Madagascar has several natural ports that enable the illegal export of natural resources and import of weapons. This allows the best organized groups of dahalo of these so called remote areas to buy weapons from abroad and sell not only zebu, but also vanilla, rosewood, precious and semi-precious stones, rum and cocoa to various buyers coming from Asia, Africa, the Middle East and Europe.

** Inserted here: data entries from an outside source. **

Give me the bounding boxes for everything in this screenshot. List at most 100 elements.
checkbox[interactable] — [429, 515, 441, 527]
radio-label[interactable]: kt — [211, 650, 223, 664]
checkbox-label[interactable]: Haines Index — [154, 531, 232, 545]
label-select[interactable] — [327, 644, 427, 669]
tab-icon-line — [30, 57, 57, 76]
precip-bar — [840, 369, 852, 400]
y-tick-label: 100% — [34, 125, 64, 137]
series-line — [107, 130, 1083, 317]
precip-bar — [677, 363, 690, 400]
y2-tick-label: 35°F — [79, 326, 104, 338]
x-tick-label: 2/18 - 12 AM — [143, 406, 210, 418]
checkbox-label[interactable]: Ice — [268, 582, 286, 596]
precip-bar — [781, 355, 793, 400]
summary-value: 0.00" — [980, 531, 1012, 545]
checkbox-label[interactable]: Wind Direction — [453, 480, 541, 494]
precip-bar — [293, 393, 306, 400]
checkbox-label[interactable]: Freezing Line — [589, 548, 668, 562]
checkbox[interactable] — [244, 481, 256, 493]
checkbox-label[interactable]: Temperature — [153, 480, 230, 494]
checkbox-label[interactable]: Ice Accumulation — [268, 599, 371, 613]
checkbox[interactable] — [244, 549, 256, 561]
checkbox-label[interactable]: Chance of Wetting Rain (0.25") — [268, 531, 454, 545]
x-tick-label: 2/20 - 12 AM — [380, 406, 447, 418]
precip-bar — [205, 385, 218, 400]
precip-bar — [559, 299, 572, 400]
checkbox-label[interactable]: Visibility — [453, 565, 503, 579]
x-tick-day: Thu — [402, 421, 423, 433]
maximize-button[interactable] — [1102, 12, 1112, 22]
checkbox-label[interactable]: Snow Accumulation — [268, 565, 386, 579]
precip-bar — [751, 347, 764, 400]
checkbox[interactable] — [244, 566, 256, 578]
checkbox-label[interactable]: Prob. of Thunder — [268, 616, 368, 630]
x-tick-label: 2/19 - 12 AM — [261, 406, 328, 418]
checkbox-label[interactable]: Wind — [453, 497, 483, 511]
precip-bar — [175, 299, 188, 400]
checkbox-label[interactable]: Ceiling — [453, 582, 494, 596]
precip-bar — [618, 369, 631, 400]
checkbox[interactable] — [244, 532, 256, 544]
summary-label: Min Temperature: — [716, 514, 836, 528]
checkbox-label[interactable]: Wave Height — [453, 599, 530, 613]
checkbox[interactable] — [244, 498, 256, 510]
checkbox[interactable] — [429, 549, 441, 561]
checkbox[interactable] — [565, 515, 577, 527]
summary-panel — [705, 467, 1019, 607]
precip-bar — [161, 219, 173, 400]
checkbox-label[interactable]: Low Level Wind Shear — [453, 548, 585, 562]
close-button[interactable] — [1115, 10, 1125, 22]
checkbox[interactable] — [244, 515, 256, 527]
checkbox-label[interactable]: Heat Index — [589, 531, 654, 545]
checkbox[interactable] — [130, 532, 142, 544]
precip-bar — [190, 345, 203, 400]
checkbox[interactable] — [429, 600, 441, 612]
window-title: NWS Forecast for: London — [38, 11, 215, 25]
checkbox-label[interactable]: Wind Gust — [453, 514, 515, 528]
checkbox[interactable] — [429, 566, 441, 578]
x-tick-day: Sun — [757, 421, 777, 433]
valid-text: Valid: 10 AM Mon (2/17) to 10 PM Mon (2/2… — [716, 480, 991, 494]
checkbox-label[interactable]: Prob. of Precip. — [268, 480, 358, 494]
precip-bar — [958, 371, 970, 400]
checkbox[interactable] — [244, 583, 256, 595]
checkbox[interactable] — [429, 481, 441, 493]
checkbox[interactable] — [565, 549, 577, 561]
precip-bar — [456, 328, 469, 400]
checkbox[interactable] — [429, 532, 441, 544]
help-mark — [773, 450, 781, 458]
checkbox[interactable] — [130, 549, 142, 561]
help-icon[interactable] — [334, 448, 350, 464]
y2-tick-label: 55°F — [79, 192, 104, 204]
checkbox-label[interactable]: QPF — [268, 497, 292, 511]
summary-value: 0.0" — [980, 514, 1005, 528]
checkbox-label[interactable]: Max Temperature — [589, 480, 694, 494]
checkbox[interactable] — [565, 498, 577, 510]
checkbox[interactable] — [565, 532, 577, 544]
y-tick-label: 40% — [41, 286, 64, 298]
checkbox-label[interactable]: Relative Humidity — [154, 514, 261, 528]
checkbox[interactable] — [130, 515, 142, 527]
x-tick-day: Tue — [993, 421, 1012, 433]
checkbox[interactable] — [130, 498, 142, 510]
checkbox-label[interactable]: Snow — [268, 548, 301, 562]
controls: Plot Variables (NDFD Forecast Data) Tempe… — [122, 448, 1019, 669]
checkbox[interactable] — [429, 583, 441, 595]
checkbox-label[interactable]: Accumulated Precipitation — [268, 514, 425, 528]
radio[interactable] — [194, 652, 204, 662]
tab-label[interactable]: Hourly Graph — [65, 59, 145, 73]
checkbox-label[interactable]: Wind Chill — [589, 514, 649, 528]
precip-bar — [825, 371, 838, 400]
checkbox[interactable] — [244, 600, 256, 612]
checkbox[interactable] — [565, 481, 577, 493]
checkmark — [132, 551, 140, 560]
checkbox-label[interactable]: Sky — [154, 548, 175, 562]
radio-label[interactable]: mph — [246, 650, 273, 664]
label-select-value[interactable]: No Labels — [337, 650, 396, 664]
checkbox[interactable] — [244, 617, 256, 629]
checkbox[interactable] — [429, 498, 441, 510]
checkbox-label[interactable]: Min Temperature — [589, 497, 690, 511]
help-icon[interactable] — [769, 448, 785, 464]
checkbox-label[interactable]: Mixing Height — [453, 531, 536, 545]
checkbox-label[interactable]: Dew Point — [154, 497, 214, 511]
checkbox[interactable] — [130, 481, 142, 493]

This ‘extraversion’ of the dahalo groups emerged as a response to the reopening of the Malagasy economy towards a neoliberal global sphere characterized by the progressive reduction of state control over the national economy, a consistent reduction in public investments that marginalized numerous rural regions, and the increased accessibility of the country to foreign capital. The dahalo responded to this new situation, making use of their existing relations with foreign markets and successfully accumulating capital. In some cases the leaders of the best organized groups have gained a degree of sovereignty over their territories, providing their villages protection against other dahalo groups and, most importantly, establishing commercial relations with international traders. In this sense, the reopening of Madagascar to global markets encouraged the emergence, or re-emergence, of a number of brigand chiefs who have shown great skill in managing and intercepting the trade flows that have reached the island in recent decades.
If the red zones are increasingly cut off, stigmatized and marginalized by formal administrative channels, they are also increasingly connected to illegal trade networks that relate these ‘remote’ areas with the global economy.
The more the red zones are considered remote, the more they emerge as attractive for those who are trying to evade taxation and are interested in extracting resources at low prices.
In this way, and from a social science viewpoint, they become privileged places for the analysis of how social inequalities and power relations are reshaped in regions that are increasingly incorporated into neoliberal global markets thanks to, and not in spite of, their politically constructed remoteness and marginalization.